Vornado Realty Trust is considering spinning off its Washington office and street retail operations, Chairman Steven Roth said in his annual letter to shareholders.
The company’s Washington-area offices have been hurt by departures of U.S. Department of Defense tenants under an initiative to move operations onto military bases. The unit’s earnings before taxes and other items fell 7 per cent last year, while rising 34 per cent at the Manhattan-focused street retail operations.
“We have considered and we are still considering options with respect to our Washington business, such as inviting in a new investor(s) or even separating the business in a spin or in a spin-merge,” Roth wrote in the letter, included Friday in a Securities and Exchange Commission filing. “Ditto for our street retail business.”

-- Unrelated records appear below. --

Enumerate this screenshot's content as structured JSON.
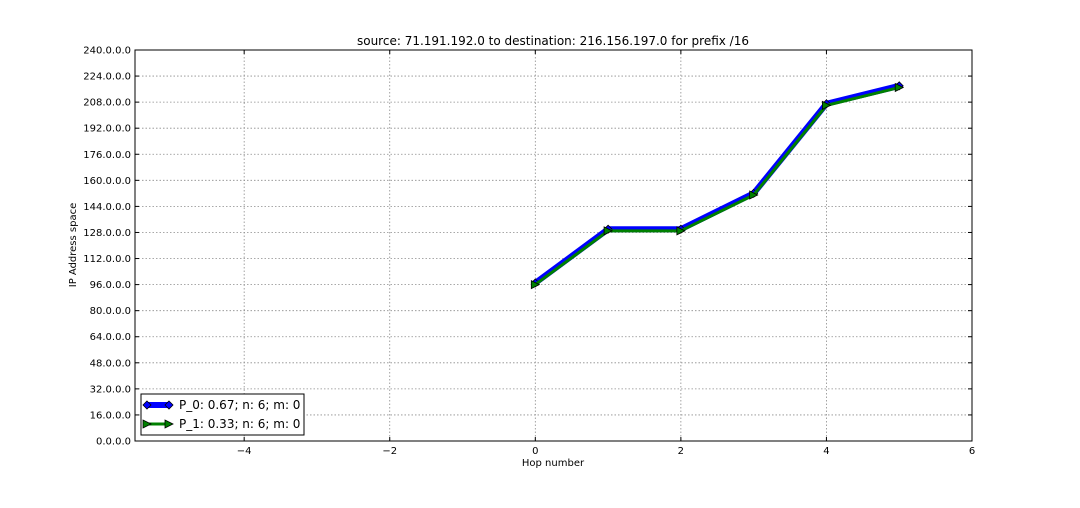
{
  "chart_data": {
    "type": "line",
    "title": "source: 71.191.192.0 to destination: 216.156.197.0 for prefix /16",
    "xlabel": "Hop number",
    "ylabel": "IP Address space",
    "xlim": [
      -5.5,
      6
    ],
    "ylim": [
      0,
      240
    ],
    "x_ticks": [
      -4,
      -2,
      0,
      2,
      4,
      6
    ],
    "x_tick_labels": [
      "−4",
      "−2",
      "0",
      "2",
      "4",
      "6"
    ],
    "y_ticks": [
      0,
      16,
      32,
      48,
      64,
      80,
      96,
      112,
      128,
      144,
      160,
      176,
      192,
      208,
      224,
      240
    ],
    "y_tick_labels": [
      "0.0.0.0",
      "16.0.0.0",
      "32.0.0.0",
      "48.0.0.0",
      "64.0.0.0",
      "80.0.0.0",
      "96.0.0.0",
      "112.0.0.0",
      "128.0.0.0",
      "144.0.0.0",
      "160.0.0.0",
      "176.0.0.0",
      "192.0.0.0",
      "208.0.0.0",
      "224.0.0.0",
      "240.0.0.0"
    ],
    "grid": true,
    "legend_position": "bottom-left",
    "series": [
      {
        "name": "P_0: 0.67; n: 6; m: 0",
        "color": "#0000ff",
        "marker": "diamond",
        "x": [
          0,
          1,
          2,
          3,
          4,
          5
        ],
        "y": [
          97,
          130,
          130,
          152,
          207,
          218
        ]
      },
      {
        "name": "P_1: 0.33; n: 6; m: 0",
        "color": "#008000",
        "marker": "triangle-right",
        "x": [
          0,
          1,
          2,
          3,
          4,
          5
        ],
        "y": [
          96,
          129,
          129,
          151,
          206,
          217
        ]
      }
    ]
  }
}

Vornado has spent the last three years selling businesses and properties it considered outside its core strengths as an owner and manager of New York and Washington office buildings, and Manhattan stores. In January, the New York-based company spun most of its strip-shopping centers into a new real estate investment trust, Urban Edge Properties.
“That we continuously consider our options should not be a revelation or a surprise to anyone,” Roth said in his letter. “Everything is on the table.”
Vornado has 16.1 million square feet (1.5 million square meters) of Washington-area offices, including 7.4 million square feet in Crystal City in Arlington, Virginia. It has 2.5 million square feet of Manhattan street retail at 56 properties, including the Marriott Marquis Hotel stores facing Times Square, where in November it introduced an animated LED sign that the company says is the largest in the world.